4- Eles não registram o que pregam – Tenho
insistido que todo pregador deve escrever todo o seu sermão. A escrita dá ao
pregador mais precisão, mais objetividade, mais controle das ilustrações e das
aplicações. Não digo que devemos ler o sermão escrito, mas registrá-lo para
melhor compreensão nossa e dos ouvintes. Sermões sem o uso das regras da
homilética são difíceis de registro. Às vezes eles não passam de anotações
soltas, difíceis de compreensão, sem objetivos, sem força. Os bons sermões
foram escritos. A história da igreja está repleta deles. Leiam os sermões de
Charles Spurgeon, Lloyd Jones, John Stott, Russel Shedd e vejam o empenho de
cada um deles em trabalhar o texto homileticamente e em registrá-lo em forma de
escrita. Um sermão escrito pode ser compartilhado, estudado em grupos pequenos,
melhorado, e muitas vezes transformados em livros.
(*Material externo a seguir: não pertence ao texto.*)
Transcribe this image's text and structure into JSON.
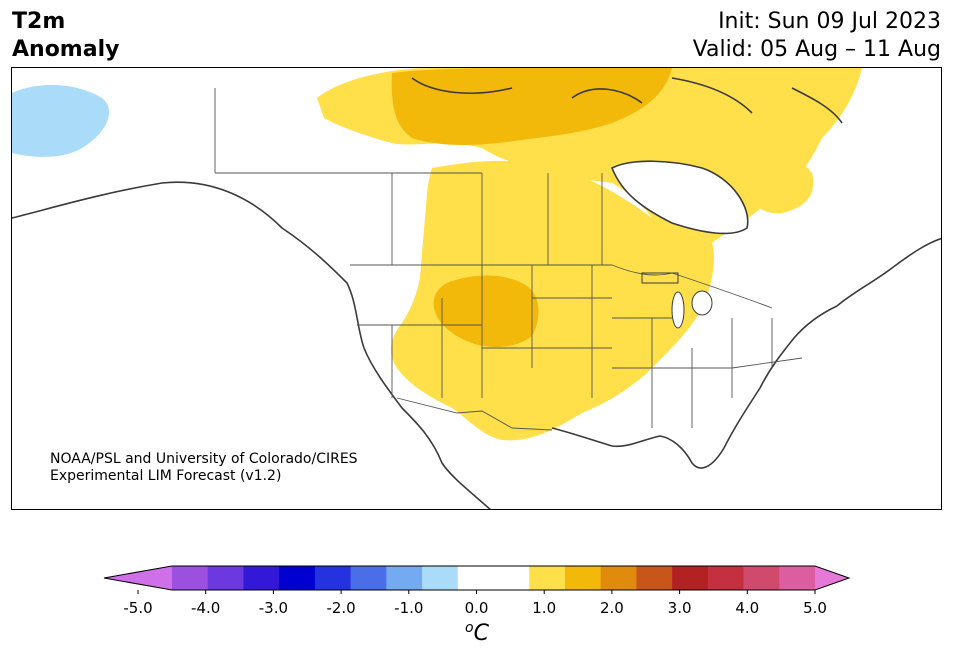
{
  "title": {
    "line1": "T2m",
    "line2": "Anomaly"
  },
  "init": "Init: Sun 09 Jul 2023",
  "valid": "Valid: 05 Aug – 11 Aug",
  "credit": {
    "line1": "NOAA/PSL and University of Colorado/CIRES",
    "line2": "Experimental LIM Forecast (v1.2)"
  },
  "colorbar": {
    "ticks": [
      "-5.0",
      "-4.0",
      "-3.0",
      "-2.0",
      "-1.0",
      "0.0",
      "1.0",
      "2.0",
      "3.0",
      "4.0",
      "5.0"
    ],
    "unit_base": "C",
    "unit_super": "o",
    "colors": [
      "#d070e8",
      "#9c50e0",
      "#6c38e0",
      "#3418d8",
      "#0000d0",
      "#2432e0",
      "#4a6ee8",
      "#74aaf0",
      "#aadcfa",
      "#ffffff",
      "#ffffff",
      "#ffe04a",
      "#f2b80a",
      "#e08a0e",
      "#c8561a",
      "#b22222",
      "#c43040",
      "#d04a6e",
      "#dc5ea0",
      "#e678d8"
    ]
  },
  "anomaly_levels": {
    "light_blue": "#aadcfa",
    "yellow": "#ffe04a",
    "gold": "#f2b80a"
  }
}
Sermões sem homilética
dificilmente podem ser registrados pois não seguem uma lógica pragmática,
dependem tão somente da elucidação de quem o fez.
São por estas razões que oriento a cada pregador a ser
estudioso, ardoroso, amoroso e criterioso ao preparar e pregar o seu sermão.
Podemos até fazer diferente, menosprezando o trabalho e não importando com a
forma com que o sermão é pregado. Quem fizer assim deverá, a seu tempo,
responder a Deus por tamanha displicência.